If unsure, default to workspace files. The pair pattern earns its keep.

## `context=` chain

`context=[prior_task, ...]` lists upstream tasks whose outputs become this task's context. CrewAI's `aggregate_raw_outputs_from_tasks` joins each prior task's `output.raw` with dividers - there is no automatic structured passing.

Use `context=` explicitly even in sequential pipelines. It makes the data-flow graph readable and enables non-linear deps. Example - the Vulnerability Researcher's triage task reads from BOTH `pentest` AND its own earlier `research` task:

```python
triage = build_task(
    "triage", VULNERABILITY_RESEARCHER, agents["vulnerability_researcher"],
    context=[pentest, research, select],
    human_input=hi,
)
```

## `human_input` toggle

Always pass `human_input=hi` where `hi = config.human_input` (set via the `CYBERSQUAD_HUMAN_INPUT` env var). Never hardcode `True` or `False` - the toggle exists so production runs can be unattended while interactive runs gate at each step.

## Guardrails: validate a handoff before it derails downstream

A CrewAI *function* guardrail is `(TaskOutput) -> tuple[bool, Any]`: return `(True, value)` to pass `value` to the next task, or `(False, error)` to feed `error` back to the agent, which re-runs the task up to `max_retries`. Use the **function** variant (plain Python against our typed artefacts), not the LLM-judge variant - our workspace outputs are typed models we can just construct, so there is no free-text judgement to delegate and no extra LLM spend.

Canonical example: `squad/guardrails.py:validate_select_output`, guarding `select -> recon`.

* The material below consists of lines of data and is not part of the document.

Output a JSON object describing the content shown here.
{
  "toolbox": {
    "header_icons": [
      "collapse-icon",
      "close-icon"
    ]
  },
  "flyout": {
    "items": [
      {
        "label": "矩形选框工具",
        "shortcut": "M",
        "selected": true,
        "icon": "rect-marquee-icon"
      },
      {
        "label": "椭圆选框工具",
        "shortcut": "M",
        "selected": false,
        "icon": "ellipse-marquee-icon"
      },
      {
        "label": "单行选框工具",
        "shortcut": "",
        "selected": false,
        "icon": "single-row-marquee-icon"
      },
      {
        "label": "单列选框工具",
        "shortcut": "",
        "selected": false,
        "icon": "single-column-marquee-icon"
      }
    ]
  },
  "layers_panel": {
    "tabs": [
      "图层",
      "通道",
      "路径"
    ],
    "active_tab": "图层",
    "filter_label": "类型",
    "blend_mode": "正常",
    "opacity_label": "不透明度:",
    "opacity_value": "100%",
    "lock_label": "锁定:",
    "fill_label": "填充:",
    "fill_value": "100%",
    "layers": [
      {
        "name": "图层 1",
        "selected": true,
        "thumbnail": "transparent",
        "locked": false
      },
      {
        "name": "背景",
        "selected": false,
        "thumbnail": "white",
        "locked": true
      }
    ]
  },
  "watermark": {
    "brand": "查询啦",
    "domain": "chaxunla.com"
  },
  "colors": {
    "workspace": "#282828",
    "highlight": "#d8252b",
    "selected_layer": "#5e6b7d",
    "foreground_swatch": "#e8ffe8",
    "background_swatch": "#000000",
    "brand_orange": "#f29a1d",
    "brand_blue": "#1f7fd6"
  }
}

**Validate the workspace artefact, not `result.raw`.** Inter-agent handoff flows through workspace files (see the section above), so the thing that actually derails recon is a malformed `<run_dir>/programme.json`, not the agent's prose answer. `validate_select_output` therefore calls the same `current_programme()` recon will call - validating the exact artefact the next agent reads - and only passes `result.raw` *through* (as the `True` value) so the `context=` chain is unchanged. Keying a guardrail off `result.raw` instead would validate the agent's free-text, which is fragile (agents wrap JSON in prose / fences) and checks the wrong surface.

Wire it through `build_task`, never a bare `Task(guardrail=...)`:

```python
select = build_task(
    "select", PROGRAMME_MANAGER, agents["programme_manager"],
    human_input=hi,
    guardrail=validate_select_output,
    max_retries=2,
)
```

`build_task`'s `guardrail` / `max_retries` params default to `None` (CrewAI's own defaults), so un-guarded tasks are unchanged. Keep `max_retries` modest - guardrail failures should converge or fail loudly, not loop expensively. Unit-test the guardrail directly with the `make_task_output` fixture (`tests/fixtures/task_output.py`) plus the rundir-staging fixtures (`run_dir` / `programme_in_workspace`); see `tests/squad/test_guardrails.py`. Other handoff boundaries (`recon -> research`, ...) stay un-guarded until the pattern earns its keep there.

## Upstream alignment

CrewAI's [crewAIInc/skills `design-task`](https://github.com/crewAIInc/skills/blob/main/skills/design-task/SKILL.md) is the canonical upstream best-practice for task design. Its strong recommendation is `output_pydantic` for structured handoff between tasks. Cybersquad deliberately diverges on that one point - see the "workspace files" section above. The rest of upstream `design-task` (single-purpose tasks, specific `expected_output`, function/LLM guardrails, conditional tasks, async, callbacks) we follow without exception.